Construction Marketing: The most important business lesson

The mathematical inflection point (from Wikipedia).  This posting describes a business inflection point.
If you search back in the archives of this blog, you'll arrive at the original entries some six to seven years ago and a posting describing the "inflection point"  -- a moment when it seems the business behind this blog turned on its head, and through an incredible series of beyond-probability events, reached its bottom and commenced a long, and at times, fitful, recovery.

Yet the surprising story here is that -- despite deep and fundamental changes in how we do business -- what we do hasn't changed very much.  In other words, allowing for evolving technological and product quality improvements, the underlying service has changed very little in the last several years.

The real change, and this is important, is the underlying approach to business and the values which shape it.

Seven or eight years ago, we sold the service, delivered the promised goods, and moved on.  Relationships were generally, if unintentionally, defined transactionally.  I remember well how we approached a local (and important) industry association to set up a co-operative marketing arrangement.  The association reviewed the idea, declined, and then we moved our separate ways.

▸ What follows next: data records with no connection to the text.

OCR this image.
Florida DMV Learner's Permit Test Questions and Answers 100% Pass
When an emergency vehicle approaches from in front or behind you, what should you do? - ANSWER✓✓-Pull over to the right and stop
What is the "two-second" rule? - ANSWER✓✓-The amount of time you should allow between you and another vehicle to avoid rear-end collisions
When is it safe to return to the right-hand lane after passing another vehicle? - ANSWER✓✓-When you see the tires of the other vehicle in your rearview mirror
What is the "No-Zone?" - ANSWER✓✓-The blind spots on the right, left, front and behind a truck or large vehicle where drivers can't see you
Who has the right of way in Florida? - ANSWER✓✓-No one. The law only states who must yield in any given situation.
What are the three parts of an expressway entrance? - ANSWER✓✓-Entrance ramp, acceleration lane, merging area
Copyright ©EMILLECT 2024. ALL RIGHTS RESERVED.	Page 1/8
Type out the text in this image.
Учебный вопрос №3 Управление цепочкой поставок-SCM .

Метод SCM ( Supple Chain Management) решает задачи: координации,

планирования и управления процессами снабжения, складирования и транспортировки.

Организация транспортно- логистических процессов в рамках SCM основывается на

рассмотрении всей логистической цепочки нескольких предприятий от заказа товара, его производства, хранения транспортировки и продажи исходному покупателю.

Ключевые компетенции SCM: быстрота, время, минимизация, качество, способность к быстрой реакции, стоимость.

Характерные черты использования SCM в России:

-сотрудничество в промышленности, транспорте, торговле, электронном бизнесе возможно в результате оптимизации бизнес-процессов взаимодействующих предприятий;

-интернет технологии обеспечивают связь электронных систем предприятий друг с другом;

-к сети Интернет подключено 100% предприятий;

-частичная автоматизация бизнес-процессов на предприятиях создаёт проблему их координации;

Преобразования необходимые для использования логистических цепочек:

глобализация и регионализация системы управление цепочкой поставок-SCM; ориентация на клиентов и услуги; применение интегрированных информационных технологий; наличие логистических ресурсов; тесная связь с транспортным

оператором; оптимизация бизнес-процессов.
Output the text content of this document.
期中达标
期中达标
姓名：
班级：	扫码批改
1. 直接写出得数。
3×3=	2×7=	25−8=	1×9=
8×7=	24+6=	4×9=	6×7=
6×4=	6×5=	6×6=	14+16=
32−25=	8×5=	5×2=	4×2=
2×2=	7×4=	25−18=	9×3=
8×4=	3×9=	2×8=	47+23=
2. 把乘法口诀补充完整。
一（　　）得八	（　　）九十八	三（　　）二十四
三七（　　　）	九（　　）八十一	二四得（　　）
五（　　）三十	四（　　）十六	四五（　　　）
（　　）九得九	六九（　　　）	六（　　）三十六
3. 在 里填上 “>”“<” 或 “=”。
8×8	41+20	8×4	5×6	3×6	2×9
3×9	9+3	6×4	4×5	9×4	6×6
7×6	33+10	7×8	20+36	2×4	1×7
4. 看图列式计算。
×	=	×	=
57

Now, when it comes to construction marketing, we still assess the relevance and value of individual association participation and will pull the plug on membership, if necessary.  There is no reason to throw good money after bad.  However, the question is much less whether there is a transactional "return on investment", than whether we can discover human, effective and responsive ways to get involved and contribute to the group's overall success, while enjoying healthy relationships within the community.

These values also underlie the business relationships with employees and contractors.  Six or seven years ago, I would have thought of a "benefits plan" as an entitlement, to be avoided for its cash-draining cost.  Now I see it for what it is; a reasonable indication that the business is ready to offer some intrinsic value to employees that goes beyond salary or hourly pay.  (Contractors of course cannot participate -- they are truly independent, after all -- but we aren't into playing games by turning people who want and should be employees into artificial independent contractors, either.)

I like this recent posting in the other Construction Marketing Ideas blog describing EllisDon CEO Geoff Smith's own blog.  Lessons learned.  Values remembered.  Can you do the same?